Pferde waren im Ersten Weltkrieg sehr gefragt, wie auch diese aus jener Zeit erhaltene Postkarte zeigt. Die Bäuerin sagt: "Meinen Mann können Sie so lange im Krieg behalten, wie Sie wollen, aber lassen Sie mir wenigstens meine Stute."

Foto: Historial de la Grande Guerre - Péronne (Somme)

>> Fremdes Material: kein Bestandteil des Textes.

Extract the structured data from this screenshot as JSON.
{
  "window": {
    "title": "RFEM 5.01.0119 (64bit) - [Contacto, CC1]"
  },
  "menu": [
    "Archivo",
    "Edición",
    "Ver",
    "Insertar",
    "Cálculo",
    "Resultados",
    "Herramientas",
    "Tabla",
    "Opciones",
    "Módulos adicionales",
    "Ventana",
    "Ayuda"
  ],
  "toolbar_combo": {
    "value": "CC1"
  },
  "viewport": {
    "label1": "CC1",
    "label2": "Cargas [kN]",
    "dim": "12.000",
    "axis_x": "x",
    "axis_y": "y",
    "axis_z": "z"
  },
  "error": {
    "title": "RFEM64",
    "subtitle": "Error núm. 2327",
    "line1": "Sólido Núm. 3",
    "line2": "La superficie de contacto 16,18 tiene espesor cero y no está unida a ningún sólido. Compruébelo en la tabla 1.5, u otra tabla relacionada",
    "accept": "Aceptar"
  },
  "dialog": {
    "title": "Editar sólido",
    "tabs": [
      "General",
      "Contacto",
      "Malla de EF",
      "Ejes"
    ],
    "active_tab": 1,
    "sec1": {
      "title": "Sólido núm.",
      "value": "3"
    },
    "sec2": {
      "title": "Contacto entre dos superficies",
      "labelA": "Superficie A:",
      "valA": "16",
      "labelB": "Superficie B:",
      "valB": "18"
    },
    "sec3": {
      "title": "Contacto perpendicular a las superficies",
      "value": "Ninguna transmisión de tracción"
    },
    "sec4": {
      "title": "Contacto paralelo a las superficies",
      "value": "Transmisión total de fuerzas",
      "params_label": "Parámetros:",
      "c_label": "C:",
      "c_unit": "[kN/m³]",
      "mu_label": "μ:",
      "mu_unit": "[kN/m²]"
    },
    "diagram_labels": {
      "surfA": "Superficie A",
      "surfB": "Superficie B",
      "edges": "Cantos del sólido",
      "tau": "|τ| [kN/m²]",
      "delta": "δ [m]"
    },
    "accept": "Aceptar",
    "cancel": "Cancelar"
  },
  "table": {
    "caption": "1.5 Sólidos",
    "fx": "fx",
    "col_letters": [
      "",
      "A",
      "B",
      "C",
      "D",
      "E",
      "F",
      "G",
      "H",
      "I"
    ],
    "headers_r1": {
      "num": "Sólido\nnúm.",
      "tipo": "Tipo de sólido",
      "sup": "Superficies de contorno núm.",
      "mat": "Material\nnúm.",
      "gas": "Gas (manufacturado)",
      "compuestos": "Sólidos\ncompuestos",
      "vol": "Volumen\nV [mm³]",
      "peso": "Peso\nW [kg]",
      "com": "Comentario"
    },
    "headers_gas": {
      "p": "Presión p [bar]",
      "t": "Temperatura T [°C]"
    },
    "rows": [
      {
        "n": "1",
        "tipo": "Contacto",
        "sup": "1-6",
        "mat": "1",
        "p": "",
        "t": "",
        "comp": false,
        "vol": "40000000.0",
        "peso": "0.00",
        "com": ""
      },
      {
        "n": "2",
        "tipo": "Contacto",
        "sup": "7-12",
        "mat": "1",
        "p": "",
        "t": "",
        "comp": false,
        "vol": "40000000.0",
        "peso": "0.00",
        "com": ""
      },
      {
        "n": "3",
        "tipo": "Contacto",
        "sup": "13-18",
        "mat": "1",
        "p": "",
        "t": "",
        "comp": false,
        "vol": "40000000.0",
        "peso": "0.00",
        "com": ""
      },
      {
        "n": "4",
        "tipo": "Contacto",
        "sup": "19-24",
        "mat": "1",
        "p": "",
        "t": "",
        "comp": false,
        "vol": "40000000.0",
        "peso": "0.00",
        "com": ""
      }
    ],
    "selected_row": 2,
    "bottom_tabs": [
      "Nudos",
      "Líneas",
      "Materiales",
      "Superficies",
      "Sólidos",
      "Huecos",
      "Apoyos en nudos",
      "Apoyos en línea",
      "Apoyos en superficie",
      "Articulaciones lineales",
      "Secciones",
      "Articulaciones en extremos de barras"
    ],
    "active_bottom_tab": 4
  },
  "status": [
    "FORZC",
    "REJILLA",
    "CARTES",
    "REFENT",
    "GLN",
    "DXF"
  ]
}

Ferdinand Porsche war als geschickter Fahrzeugkonstrukteur erfolgreich, lange bevor sein Name eine Marke wurde. Im Ersten Weltkrieg zum Beispiel wurde ein nach seinen Plänen gebauter Autozug betrieben, bei dem eine Zugmaschine und die angehängten Karren je nach Bedarf mit Zugrädern für Schienen oder Reifen für Straßen und Schlachtfelder ausgestattet wurden. Das Gefährt war nicht schnell, aber sehr nützlich, konnte man mit ihm doch schwere Geschütze transportieren, erzählt der Historiker Manfried Rauchensteiner. Er wird bei der Tagung "Techno-Politics in the Age of the Great War 1900-1930" (11. bis 12. 10.) am Internationalen Forschungszentrum Kulturwissenschaften an der Kunstuniversität Linz (IFK) über die Entfesselung des Krieges sprechen und welche Rolle dabei Österreich-Ungarn spielte. "Es löste nämlich einen Krieg aus, bei dem die Industrialisierung des Schlachtfelds erstmals gigantische Ausmaße erreichte."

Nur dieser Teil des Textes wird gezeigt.